KYIV, (Reuters) – Russian missiles and shells hit Ukrainian positions in several regions and there was no let up in heavy fighting in Donetsk in the east, the Ukrainian military said last night as Moscow’s occupying forces appeared more active.
Ukraine’s energy infrastructure was under persistent attack by Russian missiles and drones from the capital Kyiv in the north to Dnipro in central Ukraine and Odesa in the south, the military said in a statement.
Ukrainian forces in the past 24 hours had downed two cruise missiles, five air-launched missiles and five Iranian-made Shahed-136 drones, it said. Reuters was not able to verify battlefield reports.
As the winter’s first snow fell in Kyiv, authorities said they were working to restore power nationwide after Russia earlier this week unleashed what Ukraine said was the heaviest bombardment of civilian infrastructure of the war, which began in late February when Russia invaded its neighbour.
About 10 million people were without power, President Volodymyr Zelenskiy said in a Thursday evening video address. Authorities in some places ordered forced emergency blackouts, he said.
A U.N. agency said a serious humanitarian crisis loomed, with millions facing “constant power cuts” as Ukraine’s typically long, cold winter begins.
Meanwhile, a Dutch court convicted two Russian men and a Ukrainian man in absentia of murder for their role in the shooting down of Malaysian Airlines Flight MH17 over eastern Ukraine in 2014. Russian-backed forces and the Ukraine military have been fighting in eastern provinces since 2014, the same year Russia annexed Crimea from Ukraine.
“Punishment for all Russian atrocities – both present and past – will be unavoidable,” Zelenskiy wrote on Twitter in response to the court’s decision.
Moscow called the ruling “scandalous”.
The Donetsk region has experienced the heaviest fighting in Russia’s nine-month-long war on Ukraine. Russian forces were reinforced by troops pulled from Kherson city in the south which Ukraine recaptured last week. Russian forces fired artillery on the towns of Bakhmut and nearby Soledar, among others, the Ukrainian military said.

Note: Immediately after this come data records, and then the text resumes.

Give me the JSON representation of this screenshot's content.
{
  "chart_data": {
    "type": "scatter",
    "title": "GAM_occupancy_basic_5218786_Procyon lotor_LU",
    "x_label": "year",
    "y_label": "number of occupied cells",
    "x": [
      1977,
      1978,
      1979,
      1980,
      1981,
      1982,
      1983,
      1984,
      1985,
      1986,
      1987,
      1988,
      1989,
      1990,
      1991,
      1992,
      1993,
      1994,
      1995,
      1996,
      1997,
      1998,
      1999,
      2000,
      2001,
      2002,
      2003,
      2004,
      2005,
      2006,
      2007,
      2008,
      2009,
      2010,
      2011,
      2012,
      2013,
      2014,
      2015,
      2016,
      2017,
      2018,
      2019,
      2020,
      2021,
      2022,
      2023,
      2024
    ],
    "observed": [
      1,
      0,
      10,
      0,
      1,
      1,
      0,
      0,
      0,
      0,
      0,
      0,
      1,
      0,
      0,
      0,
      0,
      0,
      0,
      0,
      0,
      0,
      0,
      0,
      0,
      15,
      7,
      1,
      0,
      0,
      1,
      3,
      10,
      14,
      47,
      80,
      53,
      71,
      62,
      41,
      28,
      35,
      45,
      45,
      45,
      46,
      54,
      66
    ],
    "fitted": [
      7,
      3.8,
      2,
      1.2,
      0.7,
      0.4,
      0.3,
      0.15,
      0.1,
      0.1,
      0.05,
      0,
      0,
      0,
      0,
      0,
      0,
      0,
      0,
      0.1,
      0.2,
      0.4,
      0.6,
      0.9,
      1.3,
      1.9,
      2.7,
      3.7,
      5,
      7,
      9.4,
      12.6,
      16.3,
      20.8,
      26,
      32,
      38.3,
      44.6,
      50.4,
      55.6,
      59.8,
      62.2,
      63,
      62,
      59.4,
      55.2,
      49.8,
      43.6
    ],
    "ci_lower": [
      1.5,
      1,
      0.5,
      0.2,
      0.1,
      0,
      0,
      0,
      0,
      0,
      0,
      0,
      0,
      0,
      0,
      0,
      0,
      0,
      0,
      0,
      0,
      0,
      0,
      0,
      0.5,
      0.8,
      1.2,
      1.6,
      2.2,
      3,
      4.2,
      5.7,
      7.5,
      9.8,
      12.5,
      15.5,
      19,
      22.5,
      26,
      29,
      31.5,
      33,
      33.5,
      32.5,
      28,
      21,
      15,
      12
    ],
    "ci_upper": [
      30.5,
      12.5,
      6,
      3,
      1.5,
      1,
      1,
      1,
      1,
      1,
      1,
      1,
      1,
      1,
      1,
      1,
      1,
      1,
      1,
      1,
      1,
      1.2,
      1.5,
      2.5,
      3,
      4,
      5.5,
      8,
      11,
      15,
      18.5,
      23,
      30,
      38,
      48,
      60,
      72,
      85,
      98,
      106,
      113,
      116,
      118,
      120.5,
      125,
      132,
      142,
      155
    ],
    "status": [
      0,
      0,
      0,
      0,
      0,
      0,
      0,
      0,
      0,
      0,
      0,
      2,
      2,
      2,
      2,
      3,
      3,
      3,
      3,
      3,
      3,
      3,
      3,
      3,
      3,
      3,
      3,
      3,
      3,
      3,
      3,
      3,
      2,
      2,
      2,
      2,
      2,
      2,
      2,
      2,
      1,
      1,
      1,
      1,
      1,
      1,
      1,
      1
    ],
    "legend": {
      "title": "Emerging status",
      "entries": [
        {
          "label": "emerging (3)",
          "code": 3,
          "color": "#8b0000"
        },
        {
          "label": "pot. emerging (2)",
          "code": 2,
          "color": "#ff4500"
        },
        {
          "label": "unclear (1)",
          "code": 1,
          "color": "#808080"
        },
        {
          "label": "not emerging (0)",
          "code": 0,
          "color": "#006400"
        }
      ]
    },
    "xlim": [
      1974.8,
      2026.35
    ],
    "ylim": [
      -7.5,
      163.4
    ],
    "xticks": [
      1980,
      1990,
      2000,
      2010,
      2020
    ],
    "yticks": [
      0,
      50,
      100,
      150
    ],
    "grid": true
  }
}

Russian fire also hit Balakliya in northeastern Kharkiv region, which Ukraine recaptured in September, and Nikopol, a city on the opposite bank of the Kakhovka reservoir from the Zaporizhzhia nuclear power station, the statement said.
Ukrainian presidential adviser Oleksiy Arestovych said seven people in Zaporizhzhia were killed, while Ukrainian forces had driven back Russian attacks on the town of Huliapole, to the east of the city of Zaporizhzhia.
Reuters was not able to verify the reports.
The board of the U.N. nuclear watchdog, the International Atomic Energy Agency (IAEA), again called on Russia to end all actions at Ukrainian nuclear power plants and immediately withdraw from Zaporizhzhia, Europe’s largest nuclear power plant.
A deal brokered by the United Nations and Turkey in July aimed at easing global food shortages by helping Ukraine export its agricultural products from Black Sea ports, was extended for four months on Thursday, although Russia said its own demands were yet to be fully addressed.
Since Aug 1, more than 450 ships had carried 11 million tonnes of Ukrainian grain and other foodstuffs around the world, Ukraine’s Zelenskiy said.
“Tens of millions of people, primarily in African countries, have been saved from starvation … food prices are significantly lower than they would be without our food exports,” Zelenskiy said in his video address.
The retreat by Russian forces from the strategic southern city of Kherson last week following a Ukrainian counter-offensive was celebrated by its people, but also created uncertainty.
The central square yesterday was a frenetic melee of humanitarian aid queues and displays of patriotism.
At one end, a man played the Ukrainian anthem on the accordion as bystanders sang along; a man strummed out popular Ukrainian rock songs on the other. Children and teenagers asked a soldier to sign flags draped around their shoulders.
People queued to swap Russian SIM cards in their mobile phones for Ukrainian ones and hundreds waited for humanitarian aid, but said they had no idea what they might receive.
“We’re fine, but we don’t know what to expect. Nothing is over yet. On that bank of the river, the forces are gathering. On this side, they are gathering. We are in the middle,” said Ihor, 48, an unemployed builder.
Ukrainian and Russian gunners yesterday traded shellfire across the Dnipro River that bisects the Kherson region, the thumps echoing as a freezing rain drenched the city.
Investigators in recaptured territory in the area uncovered 63 bodies bearing signs of torture after Russian forces left, Ukraine’s interior minister was quoted as saying.
Russia denies its troops target civilians or have committed atrocities. Mass burial sites have been found in other parts previously occupied by Russian troops, including some with civilian bodies showing signs of torture.